I love ginger beer. After a recent visit to Son of A Gun in Los Angeles, CA I fell in love with their house made ginger beer. I was determined to make it after chatting with the young man who makes it there. This recipe was recommended as a good starting point, but see my tips below as well.
My recipe tips are to follow directions EXACTLY and heed the liquid temperature the yeast package recommends. Use a kitchen thermometer to make sure your water is at the correct temperature not too hot or too cold but within the range acceptable on the yeast package directions. My ginger beer was effervescent and tart with a bite, served with crushed ice and a wedge of fresh lime it was simply delicious! I read all the reviews for this one. I just made this three days ago and I am ready to make my next batch!

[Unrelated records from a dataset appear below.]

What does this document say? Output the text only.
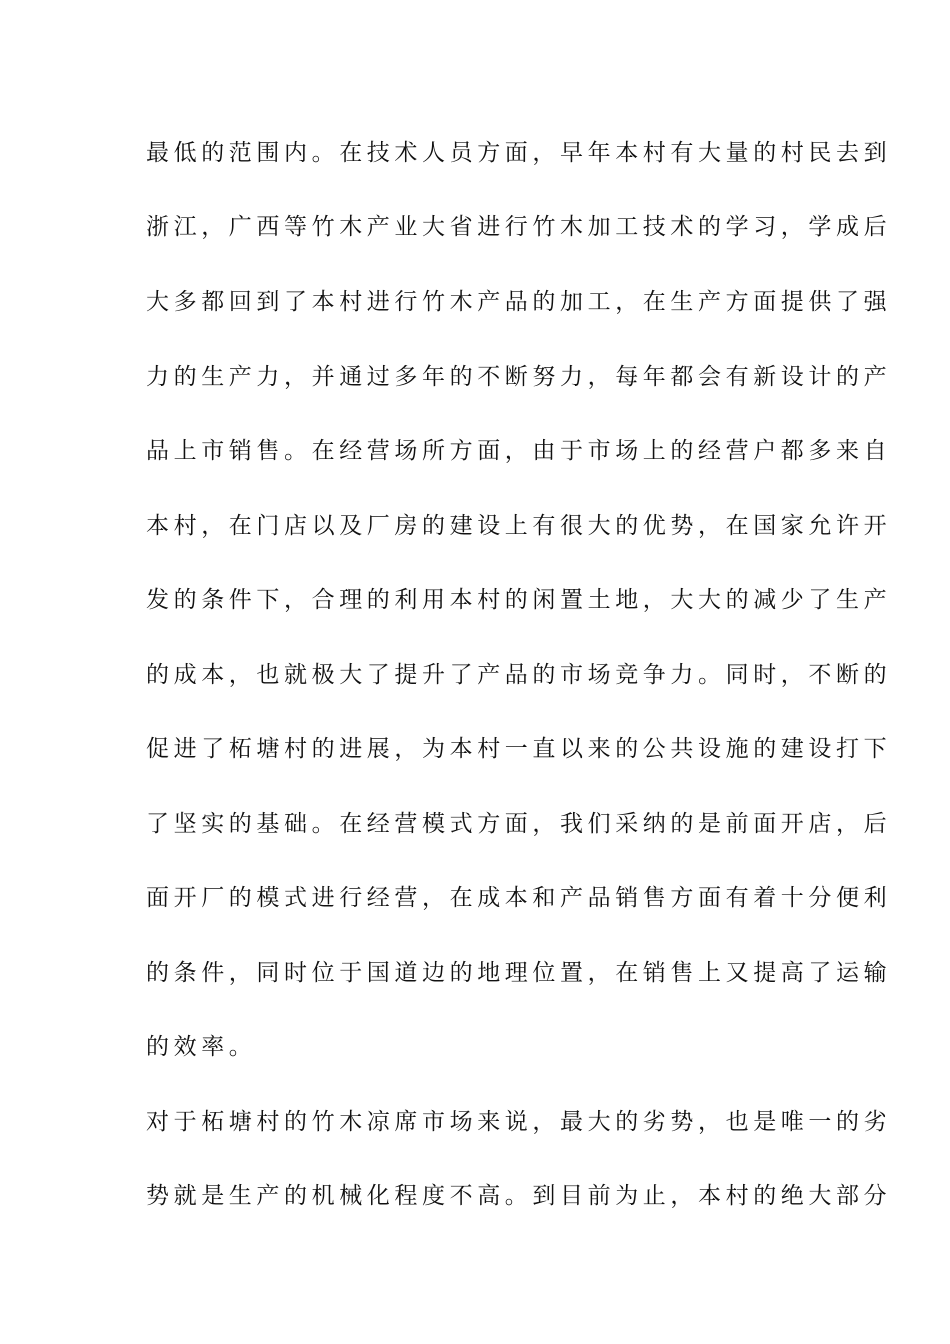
最低的范围内。在技术人员方面，早年本村有大量的村民去到
浙江，广西等竹木产业大省进行竹木加工技术的学习，学成后
大多都回到了本村进行竹木产品的加工，在生产方面提供了强
力的生产力，并通过多年的不断努力，每年都会有新设计的产
品上市销售。在经营场所方面，由于市场上的经营户都多来自
本村，在门店以及厂房的建设上有很大的优势，在国家允许开
发的条件下，合理的利用本村的闲置土地，大大的减少了生产
的成本，也就极大了提升了产品的市场竞争力。同时，不断的
促进了柘塘村的进展，为本村一直以来的公共设施的建设打下
了坚实的基础。在经营模式方面，我们采纳的是前面开店，后
面开厂的模式进行经营，在成本和产品销售方面有着十分便利
的条件，同时位于国道边的地理位置，在销售上又提高了运输
的效率。
对于柘塘村的竹木凉席市场来说，最大的劣势，也是唯一的劣
势就是生产的机械化程度不高。到目前为止，本村的绝大部分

I used dark brown 1 liter growler beer bottles with a flip cap and I had no explosions. Bottles were purchased from a local micro brewery although they are also available at home brew supply stores or amazon.
The Red Star Champagne Yeast
I found the champagne yeast at a home brewing supply store. Even though it is painstaking, count out the little granules of yeast exactly. I used a thin paper plate and a knife to separate and count out the granules. Next, I carefully scraped them onto another paper plate that I folded and tilted down into the mouth of the bottle to funnel them in.
I sterilized the bottles with boiling water from a tea kettle. I juiced all of the ingredients using my electric Jack LaLane juicer. I used a 2 TBLS measuring spoon to measure out the ingredients as 2TBLS = 1 ounce. I used a large glass measuring cup to mix ingredients and pour into the bottles. For the 1 liter recipe I just doubled the recipe.
I stored the filled bottles in a cardboard box and placed the box in two plastic trash bags in case of leakage. The box was stored in the closet under my stairwell for exactly 48 hours. As soon as the 48 hours was up the bottles went straight into the fridge.